SABMiller (SAB) announced on Friday afternoon it has unanimously recommended this week’s improved £79bn offer from AB InBev (ABI).

After investor protests about the value of the offer given the post-Brexit plunge in the pound, AB InBev this week issued a “final” offer raising the cash portion from £44 per share to £45 per share and moving the partial share offer up to £51.14.

Major investor Aberdeen Asset Management said the new deal was “unacceptable” because of the differential in value of the cash offer and the partial share offer being taken up by SAB’s biggest shareholders Altria and the Santo Domingos family.

However, SAB’s board today said it “intends to recommend unanimously the cash consideration and that SABMiller shareholders vote in favour of the UK scheme at the UK scheme court meeting”.
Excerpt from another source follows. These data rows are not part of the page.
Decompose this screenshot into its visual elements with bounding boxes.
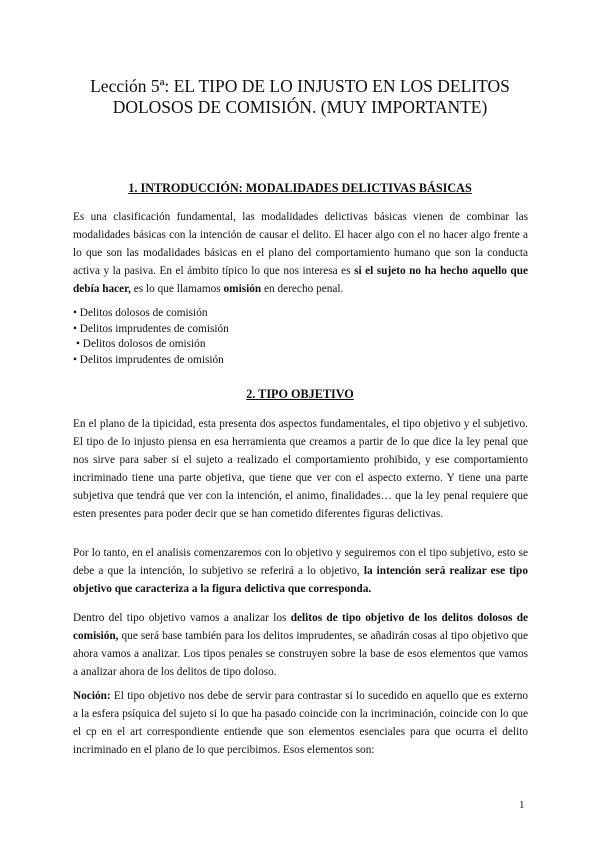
section-2-paragraph-4: [73, 687, 528, 759]
section-1-paragraph: [73, 208, 528, 298]
text-run: Por lo tanto, en el analisis comenzaremos con lo objetivo y seguiremos con el tipo subjetivo, esto se debe a que la intención, lo subjetivo se referirá a lo objetivo,: [73, 547, 528, 577]
bold-run: si el sujeto no ha hecho aquello que debía hacer,: [73, 265, 528, 295]
section-2-paragraph-2: [73, 544, 528, 598]
bold-run: Noción:: [73, 690, 111, 702]
text-run: Dentro del tipo objetivo vamos a analizar los: [73, 612, 291, 624]
list-item: • Delitos imprudentes de omisión: [73, 353, 528, 369]
modalities-list: [73, 306, 528, 368]
list-item: • Delitos dolosos de omisión: [73, 337, 528, 353]
page-number: 1: [519, 799, 525, 811]
section-2-heading: 2. TIPO OBJETIVO: [246, 387, 354, 401]
list-item: • Delitos dolosos de comisión: [73, 306, 528, 322]
text-run: El tipo objetivo nos debe de servir para contrastar si lo sucedido en aquello que es externo a la esfera psíquica del sujeto si lo que ha pasado coincide con la incriminación, coincide con lo que el cp en el art correspondiente entiende que son elementos esenciales para que ocurra el delito incriminado en el plano de lo que percibimos. Esos elementos son:: [73, 690, 528, 756]
text-run: Es una clasificación fundamental, las modalidades delictivas básicas vienen de combinar las modalidades básicas con la intención de causar el delito. El hacer algo con el no hacer algo frente a lo que son las modalidades básicas en el plano del comportamiento humano que son la conducta activa y la pasiva. En el ámbito típico lo que nos interesa es: [73, 211, 528, 277]
list-item: • Delitos imprudentes de comisión: [73, 322, 528, 338]
bold-run: delitos de tipo objetivo de los delitos dolosos de comisión,: [73, 612, 528, 642]
section-1-heading: 1. INTRODUCCIÓN: MODALIDADES DELICTIVAS BÁSICAS: [128, 181, 472, 195]
title-line-1: Lección 5ª: EL TIPO DE LO INJUSTO EN LOS DELITOS: [90, 76, 510, 96]
bold-run: la intención será realizar ese tipo objetivo que caracteriza a la figura delictiva que corresponda.: [73, 565, 528, 595]
page-title: [60, 76, 540, 118]
section-2-paragraph-1: En el plano de la tipicidad, esta presenta dos aspectos fundamentales, el tipo objetivo y el subjetivo. El tipo de lo injusto piensa en esa herramienta que creamos a partir de lo que dice la ley penal que nos sirve para saber si el sujeto a realizado el comportamiento prohibido, y ese comportamiento incriminado tiene una parte objetiva, que tiene que ver con el aspecto externo. Y tiene una parte subjetiva que tendrá que ver con la intención, el animo, finalidades… que la ley penal requiere que esten presentes para poder decir que se han cometido diferentes figuras delictivas.: [73, 418, 528, 520]
section-2-paragraph-3: [73, 609, 528, 681]
text-run: es lo que llamamos: [130, 283, 224, 295]
bold-run: omisión: [223, 283, 262, 295]
title-line-2: DOLOSOS DE COMISIÓN. (MUY IMPORTANTE): [112, 97, 488, 117]
text-run: que será base también para los delitos imprudentes, se añadirán cosas al tipo objetivo que ahora vamos a analizar. Los tipos penales se construyen sobre la base de esos elementos que vamos a analizar ahora de los delitos de tipo doloso.: [73, 630, 528, 678]
text-run: en derecho penal.: [261, 283, 344, 295]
One potential obstacle to the deal’s approval is that SAB that it intends to propose that Altria and Santo Domingos family are treated as a separate class of shareholders, meaning that other SABMiller shareholders can vote on the revised offer separately.
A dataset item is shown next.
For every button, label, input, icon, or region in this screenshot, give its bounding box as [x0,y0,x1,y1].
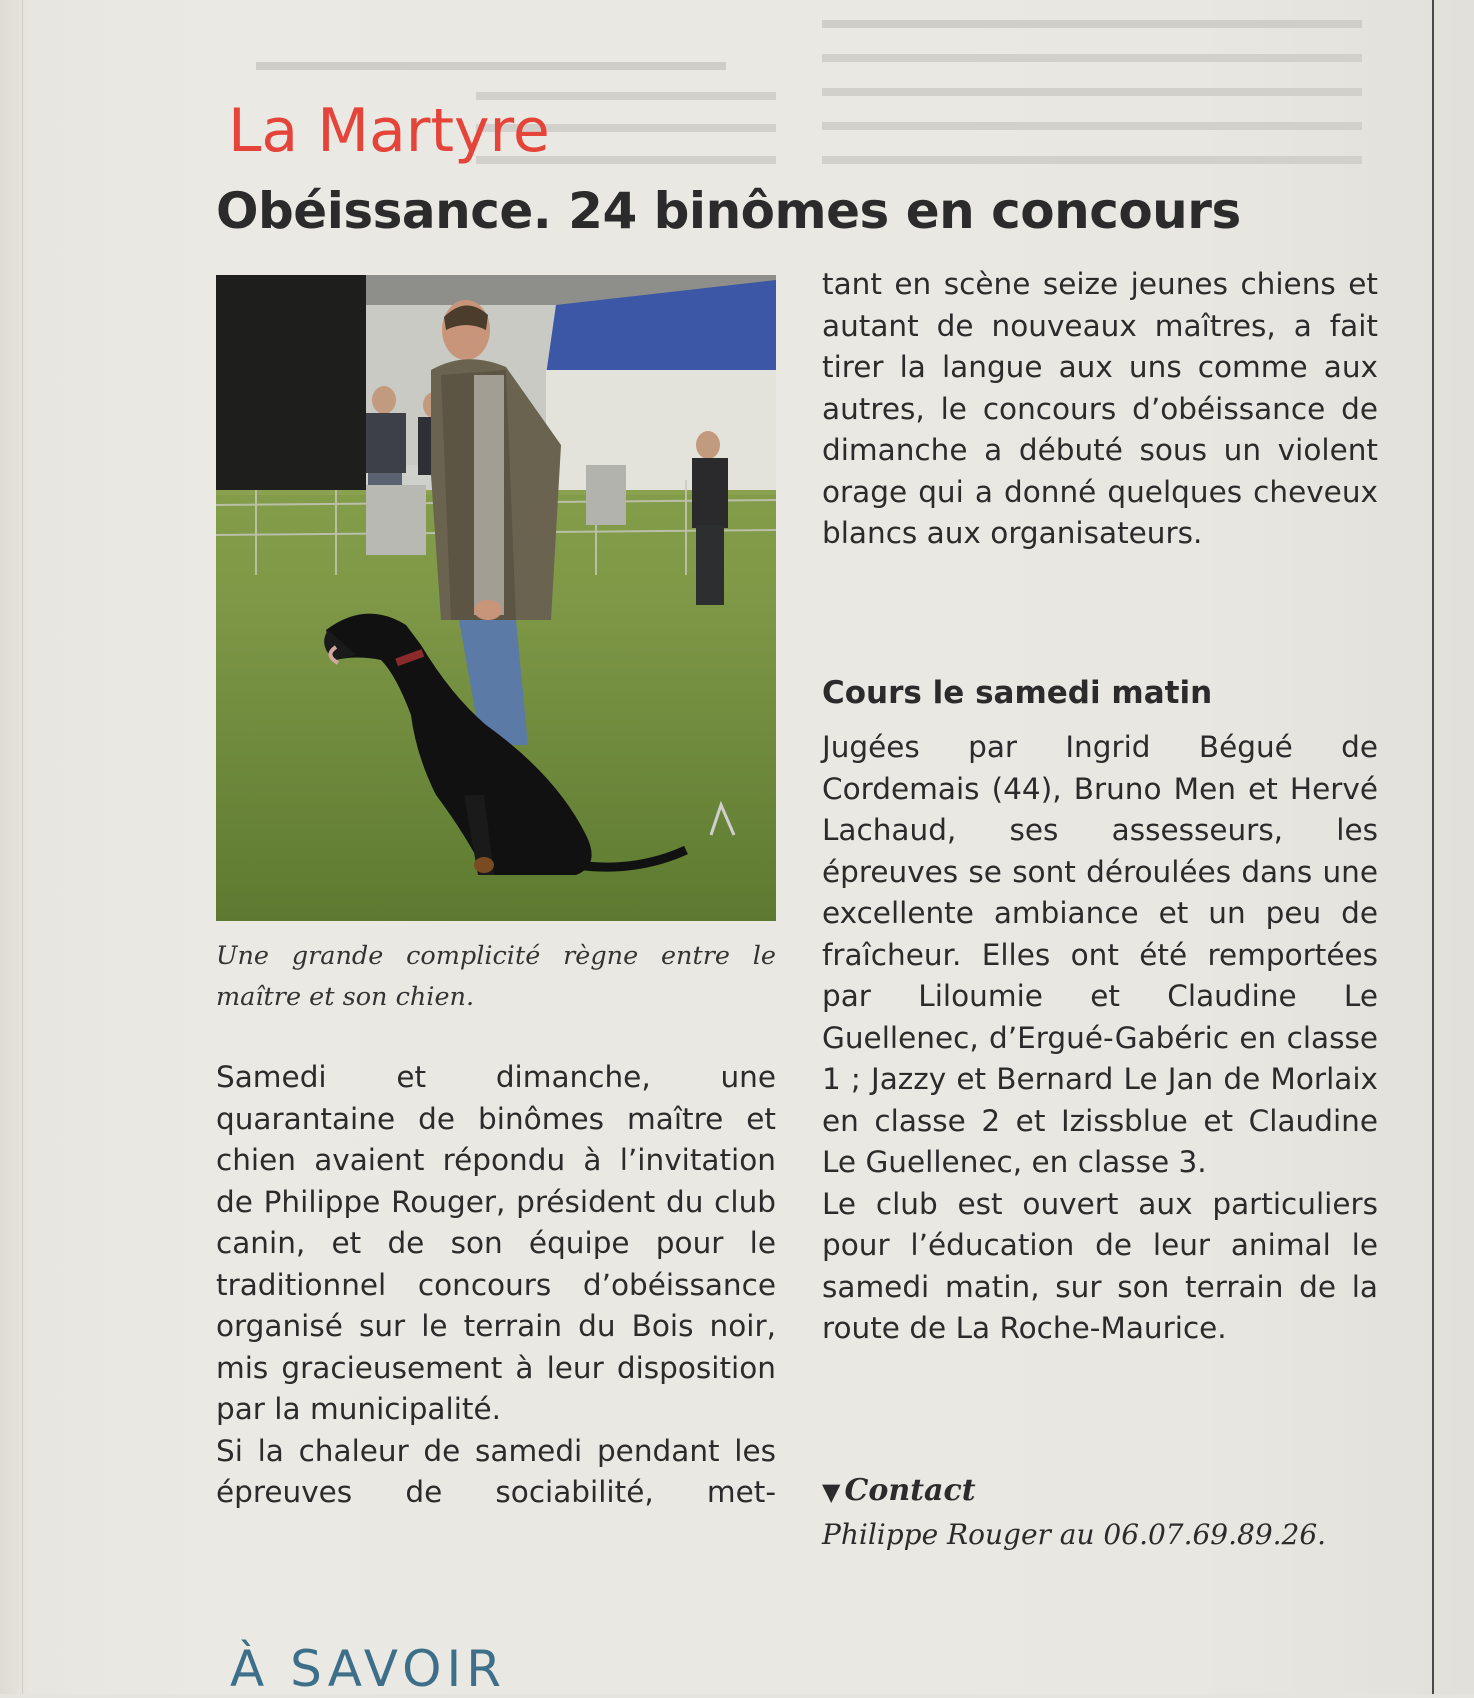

The pair currently control around 41% of SABMiller stock.

SABMiller Chairman, Jan du Plessis, said: “The Board’s decision was difficult given changes in circumstances since the Board originally recommended £44 per share in cash last November. At that time we were satisfied that the 50% premium to the undisturbed share price appropriately reflected the quality of the business and its long term prospects.

“Since then, various factors have affected the value of the offer, most importantly the impact of the Brexit vote on the value of Sterling and the re-rating of comparable companies. This has made the Board’s decision more challenging, and we believe the final cash consideration of £45 per share to be at the lower end of the range of values considered recommendable.
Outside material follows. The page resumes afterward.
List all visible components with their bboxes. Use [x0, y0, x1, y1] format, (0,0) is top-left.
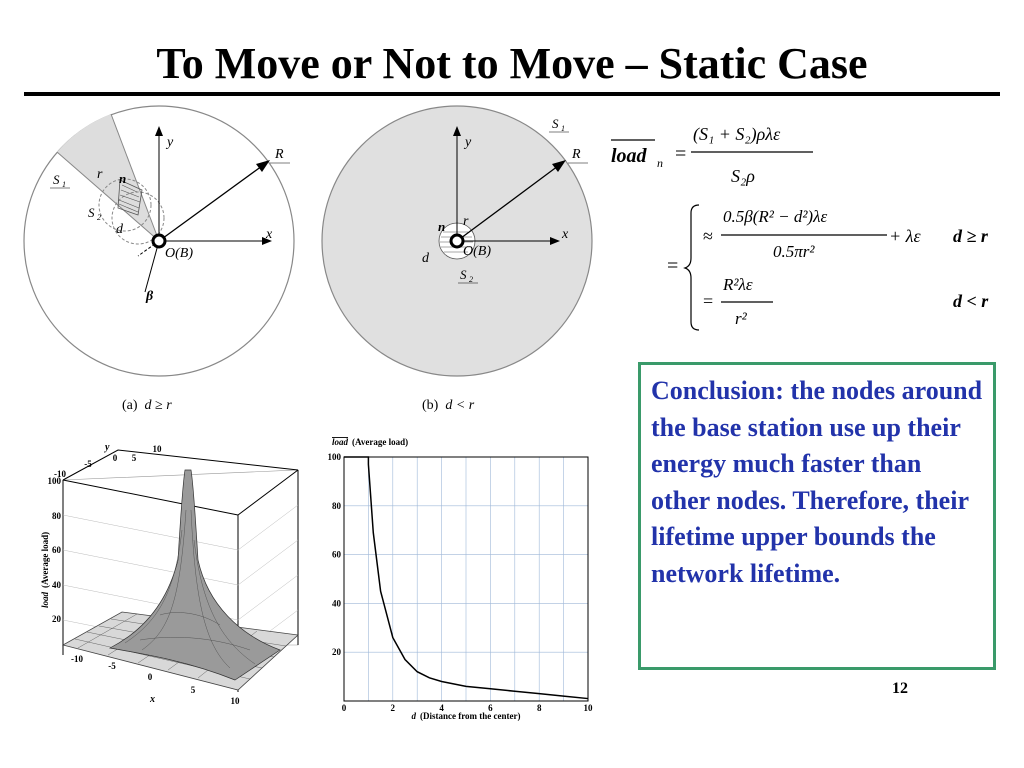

“It is a huge credit to chief executive Alan Clark and his management team’s leadership and professionalism that they have not allowed the distraction of the deal over the past eight months to affect performance. They have continued to produce impressive results and further enhanced the value of the business.

“In reaching its decision, the Board has considered the best interests of the company as a whole and has taken into account all salient facts and circumstances. The board has also received extensive shareholder feedback and considered the views of our financial advisers.”

“We are cognisant that the PSA initially stood at a discount to the cash consideration, but recent events have resulted in it now standing at a headline premium, before any illiquidity discount. Amongst other reasons, that is why we intend to ask the UK Court to treat Altria and BEVCO as a separate class of shareholders.

“Now that the regulatory pre-conditions are satisfied, the board and management will continue to work constructively with AB InBev to bring about successful completion of the transaction as soon as practicable”.

AB InBev responded with a statement saying: ”AB InBev and SABMiller have worked very closely since November last year. The teams have made significant progress on the regulatory process around the world, the disposals in the US, China and Europe, as well as general integration planning and AB InBev’s bond financing program.”

“AB InBev believes that the proposed combination represents a compelling opportunity for all SABMiller and AB InBev shareholders and continues to intend to recommend the combination to its shareholders.”

“AB InBev continues to focus on working closely with SABMiller to take the necessary steps in preparation for completing the combination as quickly as practicable and expects the transaction to complete in 2016.”

Separately today the deal received clearance in China, overcoming its final significant regulatory obstacle to the mega-merger.

As part of the deal AB InBev has agreed to sell SAB’s 49% stake in CR Snow and the Snow brand to China Resources Beer Holdings for $1.6bn.